Toen 't veulen nu wat witachtigs door de heg zag schemeren, kwam het in galop toe, om te zien, of het een bloeiende meidoorn of 't een of ander dier was.
- Wat zoek je hier, mijn kleine lammetje? vroeg het veulen en stak zijn kop over de heg.
- Och, niets, antwoordde 't lam; ik zag je daar galoppeeren, en toen dacht ik bij mezelf, of ze je dan hier zoo den heelen dag de vrijheid laten. - Waar is je moeder?
- Mijn moeder? zei 't veulen. Vroeger, toen ik heel klein was, bleef ik altijd bij haar; maar nu ik groot en sterk word, laat men mij hier alleen op de wei en kan ik doen, wat ik wil. Mijn moeder is over dag aan 't werk.
| |
| |
En 't veulen sloeg lustig met de achterpooten achteruit, deed een paar sprongen, en was in een ommezien uit het gezicht verdweenen.
- Die madelief kent maar alleen 't leven en de gewoonten van haar kleine volkje, dacht het lam, en als 'k weer bij haar kom, zal ik haar van dit veulen vertellen.
Op dat oogenblik
kwam op 't ander weiland een man met een lange zweep in de hand, waarmee hij zoo hard klapte, dat ons lammetje er een schrik van op 't lijf kreeg. Die man ging recht op 't veulen toe, legde dat een toom om, gaf het een gebit in den bek, en liet het eerst wat galoppeeren, dan in stap gaan en dan ook weer stilstaan, waarbij hij 't van tijd tot tijd een tikje met de zweep af. Toen de les was afgeloopen, klopte hij 't vriendelijk op den hals en zei:
- Zie zoo, dat gaat al vrij goed; 'k zie, dat je spoedig een willig en gehoorzaam paard zult wezen.
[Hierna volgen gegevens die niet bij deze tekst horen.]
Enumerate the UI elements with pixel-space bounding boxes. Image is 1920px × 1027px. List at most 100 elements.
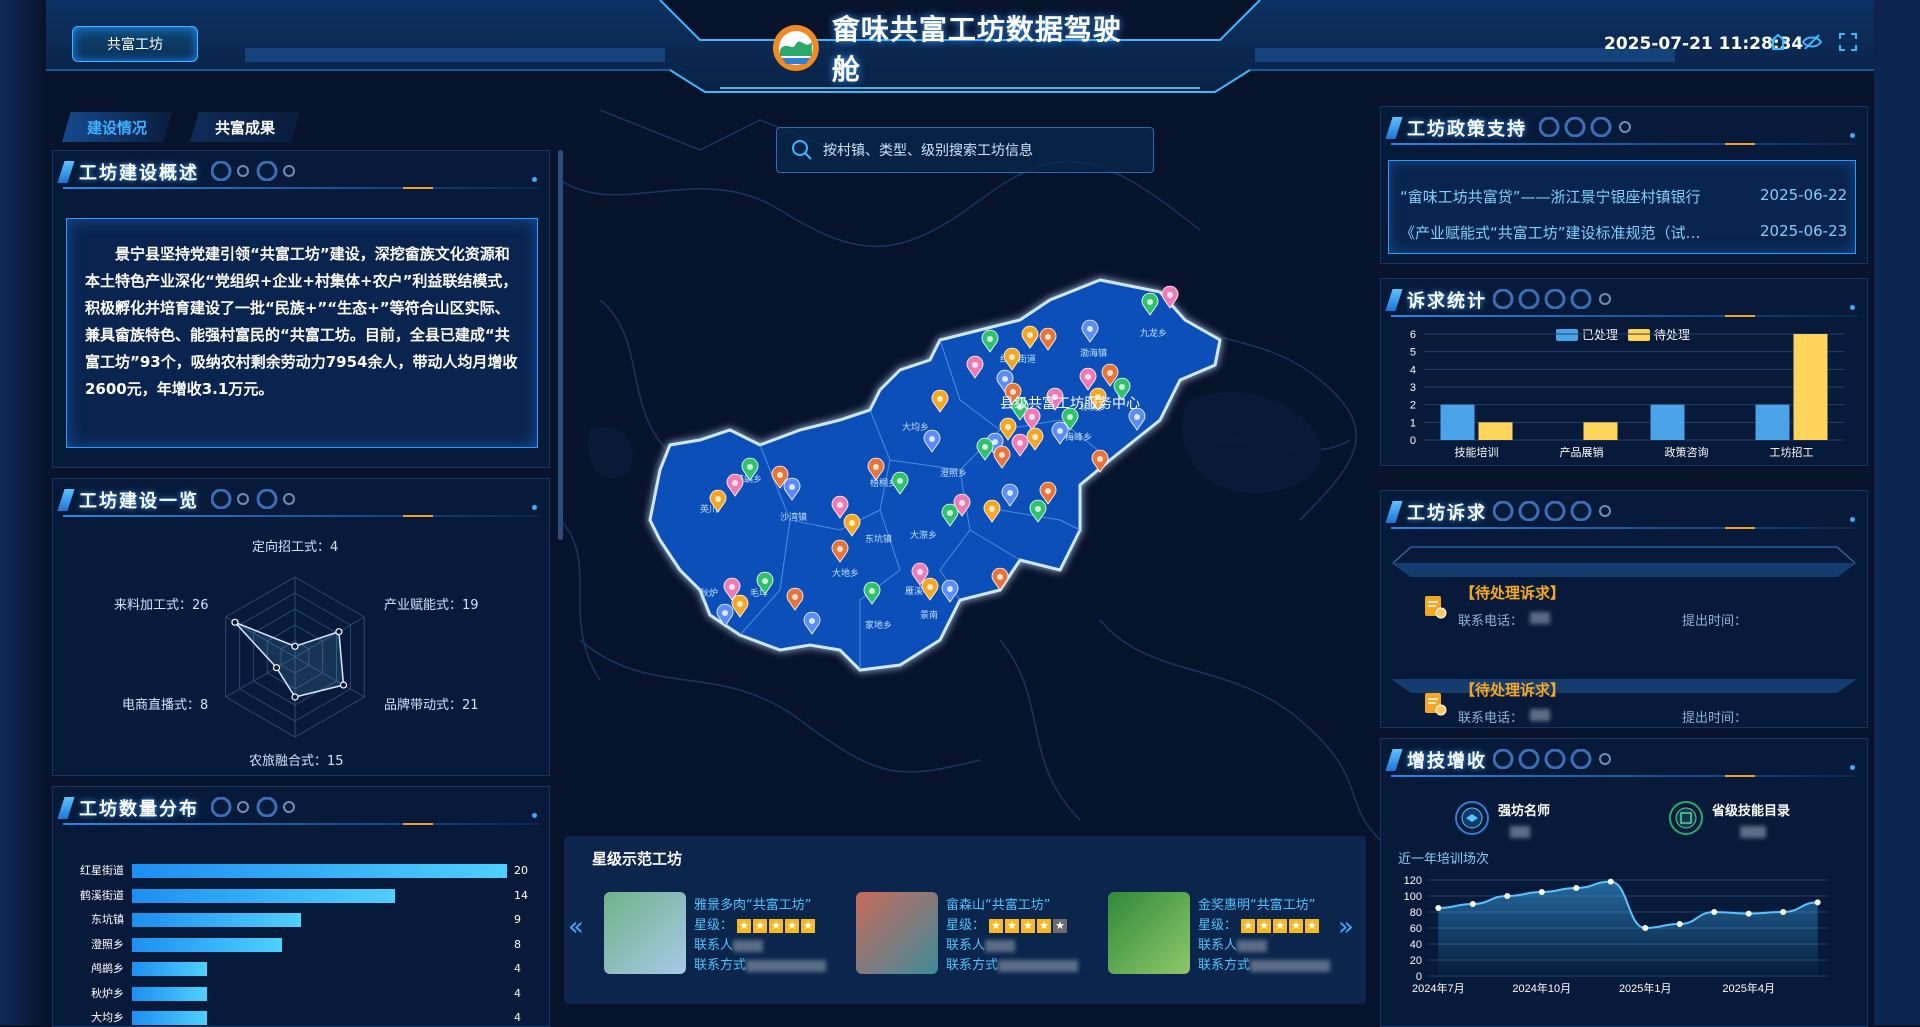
training-point[interactable] (1538, 889, 1545, 895)
radar-point[interactable] (291, 642, 299, 650)
county-map[interactable]: 九龙乡渤海镇红星街道大均乡梅峰乡澄照乡鸬鹚乡梧桐乡沙湾镇英川东坑镇大漈乡标溪乡大… (640, 270, 1240, 690)
training-point[interactable] (1711, 909, 1718, 915)
training-line-chart: 0 20 40 60 80 100 120 2024年7月 2024年10月 2025年1月 202… (1404, 875, 1828, 995)
distribution-value: 14 (514, 888, 528, 902)
distribution-row[interactable]: 鸬鹚乡 4 (70, 962, 550, 976)
workshop-tag-button[interactable]: 共富工坊 (72, 26, 198, 62)
appeal-bar[interactable] (1583, 422, 1618, 440)
workshop-name[interactable]: 金奖惠明“共富工坊” (1198, 894, 1315, 913)
town-label: 景南 (920, 609, 938, 620)
radar-label-upper-right: 产业赋能式：19 (384, 598, 479, 613)
distribution-row[interactable]: 大均乡 4 (70, 1011, 550, 1025)
appeal-status[interactable]: 【待处理诉求】 (1460, 679, 1565, 700)
workshop-photo[interactable] (856, 892, 938, 974)
tab-results[interactable]: 共富成果 (190, 112, 300, 142)
skills-panel-header: 增技增收 (1381, 739, 1867, 779)
overview-panel-header: 工坊建设概述 (53, 151, 549, 191)
distribution-bar[interactable] (132, 937, 282, 952)
distribution-label: 鹤溪街道 (80, 888, 124, 902)
workshop-name[interactable]: 雅景多肉“共富工坊” (694, 894, 811, 913)
workshop-photo[interactable] (604, 892, 686, 974)
training-y-tick: 60 (1410, 923, 1422, 935)
workshop-contact: 联系人 (694, 934, 764, 953)
workshop-contact: 联系人 (946, 934, 1016, 953)
training-point[interactable] (1504, 893, 1511, 899)
training-point[interactable] (1745, 910, 1752, 917)
training-point[interactable] (1573, 885, 1580, 891)
training-point[interactable] (1676, 921, 1683, 927)
appeal-status[interactable]: 【待处理诉求】 (1460, 582, 1565, 603)
training-point[interactable] (1642, 925, 1649, 931)
search-input[interactable]: 按村镇、类型、级别搜索工坊信息 (823, 140, 1033, 160)
town-label: 渤海镇 (1080, 347, 1107, 358)
star-icon: ★ (1037, 919, 1052, 933)
training-point[interactable] (1469, 901, 1476, 907)
header-slash-decoration (1385, 289, 1403, 311)
distribution-bar[interactable] (132, 913, 301, 927)
town-label: 澄照乡 (940, 467, 967, 478)
contact-redacted (1237, 939, 1268, 952)
workshop-name[interactable]: 畲森山“共富工坊” (946, 894, 1050, 913)
appeal-bar[interactable] (1755, 404, 1790, 440)
policy-item-text[interactable]: 《产业赋能式“共富工坊”建设标准规范（试… (1400, 222, 1730, 243)
appeal-document-icon[interactable] (1422, 594, 1448, 620)
policy-item-text[interactable]: “畲味工坊共富贷”——浙江景宁银座村镇银行 (1400, 186, 1701, 207)
distribution-bar[interactable] (132, 864, 507, 878)
left-scrollbar[interactable] (558, 150, 563, 540)
distribution-row[interactable]: 东坑镇 9 (70, 913, 550, 927)
logo-icon (772, 25, 819, 71)
radar-point[interactable] (231, 618, 239, 626)
search-box[interactable]: 按村镇、类型、级别搜索工坊信息 (776, 127, 1154, 173)
tab-construction[interactable]: 建设情况 (62, 112, 172, 142)
masters-label[interactable]: 强坊名师 (1498, 800, 1550, 819)
appeal-document-icon[interactable] (1422, 691, 1448, 717)
radar-point[interactable] (291, 693, 299, 701)
training-point[interactable] (1780, 909, 1787, 915)
header-dot (1850, 517, 1855, 522)
appeal-bar[interactable] (1440, 404, 1475, 440)
service-center-label[interactable]: 县级共富工坊服务中心 (1000, 395, 1140, 411)
radar-point[interactable] (272, 664, 281, 672)
phone-redacted (1250, 959, 1331, 972)
carousel-prev-arrow[interactable]: « (568, 912, 584, 942)
distribution-value: 4 (514, 962, 521, 975)
town-label: 秋炉 (700, 587, 718, 598)
distribution-row[interactable]: 鹤溪街道 14 (70, 888, 550, 903)
star-workshop-card[interactable]: 雅景多肉“共富工坊” 星级： ★ ★ ★ ★ ★ 联系人 联系方式 (604, 892, 844, 976)
star-workshop-card[interactable]: 金奖惠明“共富工坊” 星级： ★ ★ ★ ★ ★ 联系人 联系方式 (1108, 892, 1348, 976)
distribution-bar[interactable] (132, 962, 207, 976)
header-slash-decoration (1385, 501, 1403, 523)
distribution-bar[interactable] (132, 1011, 207, 1025)
appeal-bar[interactable] (1793, 334, 1828, 440)
distribution-row[interactable]: 红星街道 20 (70, 864, 550, 878)
star-workshops-title: 星级示范工坊 (592, 850, 683, 868)
distribution-row[interactable]: 澄照乡 8 (70, 937, 550, 952)
catalog-icon[interactable] (1668, 800, 1704, 836)
hide-icon[interactable] (1802, 32, 1822, 52)
masters-value-redacted (1510, 826, 1530, 838)
appeal-bar[interactable] (1650, 404, 1685, 440)
training-point[interactable] (1814, 899, 1821, 906)
masters-icon[interactable] (1454, 800, 1490, 836)
appeal-phone-label: 联系电话： (1458, 614, 1524, 629)
left-scrollbar-thumb[interactable] (558, 150, 563, 540)
search-icon (792, 140, 812, 160)
header-accent (1725, 315, 1755, 317)
workshop-photo[interactable] (1108, 892, 1190, 974)
distribution-bar[interactable] (132, 888, 395, 903)
catalog-label[interactable]: 省级技能目录 (1712, 800, 1790, 819)
distribution-label: 鸬鹚乡 (91, 962, 124, 975)
star-workshop-card[interactable]: 畲森山“共富工坊” 星级： ★ ★ ★ ★ ★ 联系人 联系方式 (856, 892, 1096, 976)
radar-point[interactable] (339, 681, 348, 689)
training-point[interactable] (1435, 905, 1442, 911)
policy-title: 工坊政策支持 (1407, 119, 1527, 140)
distribution-row[interactable]: 秋炉乡 4 (70, 986, 550, 1001)
fullscreen-icon[interactable] (1838, 32, 1858, 52)
town-label: 梅峰乡 (1065, 431, 1092, 442)
radar-point[interactable] (335, 628, 343, 636)
training-x-tick: 2025年1月 (1619, 981, 1672, 995)
training-point[interactable] (1607, 878, 1614, 885)
home-icon[interactable] (1768, 32, 1788, 52)
appeal-bar[interactable] (1478, 422, 1513, 440)
distribution-bar[interactable] (132, 986, 207, 1001)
Toen die man weg was, stak 't lammetje weer zijn kop door de heg, en 't veulen kwam op een drafje aanloopen en zei:
- He, daar ben 'k ter deeg warm en moe van
| |
| |
geworden. Mijn moeder heeft me wel vaak gezeid, hoe 't met mij gaan zou, als ik van haar weg was; maar toen geloofde 'k haar niet. Maar ze zei me ook, dat ik daarom toch wel gelukkig kon wezen, als 'k maar willig en gehoorzaam was, en 't mijn meester goed naar den zin maakte.
- En dus wil je altijd willig en gehoorzaam wezen? vroeg 't lammetje.
- Ja zeker, antwoordde 't veulen: ge hebt wel gezien, hoe goed ik daar mijn best toe heb gedaan.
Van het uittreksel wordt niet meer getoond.